A Friendly Reset: Understanding the MariaDB Foundation’s Role

Over the last few days, I’ve seen more than a few comments and questions about what the MariaDB Foundation is supposed to do — and what it should do when something in the wider MariaDB ecosystem changes. I am referring here to what I call the “Galera Case“.

Instead of replying to every thread with a link to meeting minutes, I wanted to take a step back and write something more durable: a friendly reset.

Because here’s the honest part: before joining the MariaDB Foundation, I also assumed the boundary between MariaDB plc and the Foundation was… blurry. At times, it even felt inexistent. And from what I’m seeing now, I clearly wasn’t alone.

Where does the confusion come from?

MariaDB is both:

  • A server project and an ecosystem, with contributors, distributions, users, and community expectations.
  • A commercial company (MariaDB plc), with products, customers, acquisitions, and a business strategy.

When the company makes moves that affect parts of the ecosystem (or appear to), it’s natural that people look at “MariaDB” and ask:

“So what will the Foundation do about this?”

That exact dynamic resurfaced recently, with concerns about Galera/Codership and their potential impact on users, packaging, and long-term availability.

In fact, after acquiring Codership, MariaDB plc has decided that the future of the synchronous replication offering will be dedicated solely to customers. Those having higher requirements.

Examples of what I mean:

None of these reactions is “stupid” or “bad”. They’re a predictable outcome of people caring about continuity.

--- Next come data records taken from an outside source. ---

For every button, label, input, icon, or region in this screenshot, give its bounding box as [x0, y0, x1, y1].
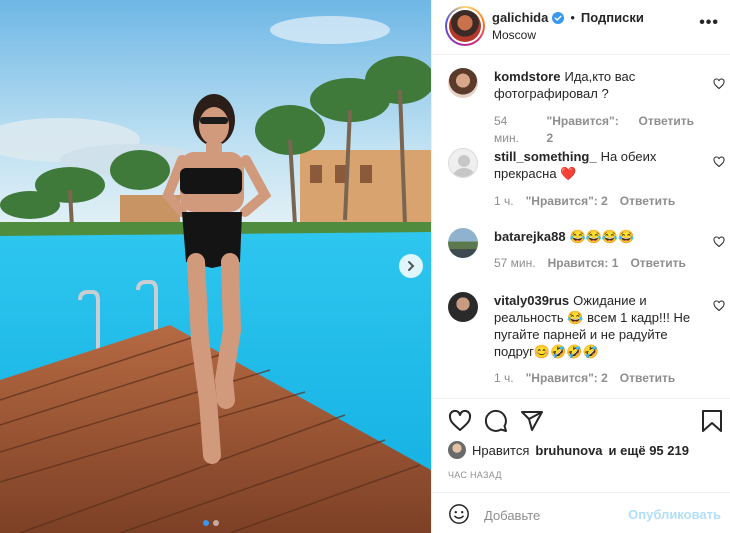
comment-username[interactable]: komdstore — [494, 69, 560, 84]
verified-badge-icon — [552, 11, 565, 24]
comment-icon[interactable] — [484, 409, 508, 433]
commenter-avatar[interactable] — [448, 68, 478, 98]
chevron-right-icon — [408, 261, 415, 271]
following-button[interactable]: Подписки — [581, 10, 644, 25]
liked-by-user[interactable]: bruhunova — [535, 443, 602, 458]
more-options-icon[interactable]: ••• — [699, 14, 719, 32]
comment-username[interactable]: still_something_ — [494, 149, 597, 164]
emoji-icon[interactable] — [448, 503, 470, 525]
comment-likes[interactable]: "Нравится": 2 — [526, 370, 608, 387]
post-timestamp[interactable]: ЧАС НАЗАД — [448, 470, 502, 480]
post-actions: Нравится bruhunova и ещё 95 219 ЧАС НАЗА… — [432, 398, 730, 533]
post-photo[interactable] — [0, 0, 431, 533]
post-sidebar: galichida • Подписки Moscow ••• komdstor… — [431, 0, 730, 533]
comment-like-heart-icon[interactable] — [713, 156, 725, 168]
reply-button[interactable]: Ответить — [639, 113, 694, 147]
comment-input[interactable] — [484, 505, 624, 525]
post-header: galichida • Подписки Moscow ••• — [432, 0, 730, 55]
post-location[interactable]: Moscow — [492, 28, 536, 42]
comment-likes[interactable]: Нравится: 1 — [548, 255, 619, 272]
reply-button[interactable]: Ответить — [620, 193, 675, 210]
comment-likes[interactable]: "Нравится": 2 — [526, 193, 608, 210]
publish-button[interactable]: Опубликовать — [628, 507, 721, 522]
bookmark-icon[interactable] — [701, 409, 723, 433]
comment-like-heart-icon[interactable] — [713, 300, 725, 312]
liked-by-prefix: Нравится — [472, 442, 530, 458]
liked-by-avatar[interactable] — [448, 441, 466, 459]
reply-button[interactable]: Ответить — [630, 255, 685, 272]
carousel-dot — [213, 520, 219, 526]
liked-by: Нравится bruhunova и ещё 95 219 — [448, 441, 689, 459]
comment-time[interactable]: 1 ч. — [494, 370, 514, 387]
photo-scene — [0, 0, 431, 533]
author-avatar[interactable] — [445, 6, 485, 46]
separator-dot: • — [570, 10, 575, 25]
comment-time[interactable]: 57 мин. — [494, 255, 536, 272]
default-avatar-icon — [453, 155, 475, 177]
carousel-next-button[interactable] — [399, 254, 423, 278]
comment-time[interactable]: 54 мин. — [494, 113, 535, 147]
heart-icon[interactable] — [448, 409, 472, 433]
liked-by-count[interactable]: и ещё 95 219 — [609, 443, 689, 458]
commenter-avatar[interactable] — [448, 292, 478, 322]
share-icon[interactable] — [520, 409, 544, 433]
comments-list[interactable]: komdstore Ида,кто вас фотографировал ? 54… — [432, 56, 730, 398]
comment-like-heart-icon[interactable] — [713, 236, 725, 248]
comment-time[interactable]: 1 ч. — [494, 193, 514, 210]
author-username[interactable]: galichida — [492, 10, 548, 25]
commenter-avatar[interactable] — [448, 228, 478, 258]
reply-button[interactable]: Ответить — [620, 370, 675, 387]
comment-like-heart-icon[interactable] — [713, 78, 725, 90]
carousel-indicator — [203, 520, 219, 526]
comment-text: 😂😂😂😂 — [569, 229, 635, 244]
comment-username[interactable]: batarejka88 — [494, 229, 566, 244]
carousel-dot-active — [203, 520, 209, 526]
commenter-avatar[interactable] — [448, 148, 478, 178]
comment-username[interactable]: vitaly039rus — [494, 293, 569, 308]
comment-likes[interactable]: "Нравится": 2 — [547, 113, 627, 147]
add-comment-bar: Опубликовать — [432, 492, 730, 533]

So, what is the MariaDB Foundation actually here for?

The MariaDB Foundation is a non-profit with a very explicit mission, built on three principles:

  • Openness
  • Adoption
  • Continuity

These are the Foundation’s operating constraints.

All three of these principles are very important, but today I would like to talk about continuity.

The Foundation exists to provide continuity for MariaDB Server independent of any single commercial entity.

This principle matters especially when the ecosystem is worried about fragmentation, control, or “what happens if…”.

So, the Foundation’s mandate is MariaDB Server and its long-term openness and continuity. Does Galera belong to that scope?

I believe it does — at least the Galera library as it is distributed with the community server packages. A production-grade database needs a credible high-availability story, and I don’t think removing long-standing capabilities from community users is the right direction. That’s also why I consider “part of the server” to include what has historically shipped as part of the community packages.

As you can read in the latest Board meeting minutes, my vote joined the majority in deciding that the Foundation should coordinate, accept community contributions to, and help ensure the distribution of the current Galera (GPL) code going forward.

I’m writing this because:

  • The community deserves clarity,
  • The Foundation’s role is often misunderstood,
  • And when uncertainty spikes, rumors and wrong assumptions fill the gap.

If we want a healthier ecosystem, we need fewer assumptions and more shared understanding of who does what — and where to look when we want facts.

The MariaDB Foundation is here to protect and grow MariaDB Server under the principles of Openness, Adoption, and Continuity—and this is exactly what we do, and we do so with a level of transparency you can verify yourself in the public minutes.

But at the same time, I do think we can and should also credit MariaDB plc for actually acquiring Codership/Galera and not just forking the code. That would have been much cheaper.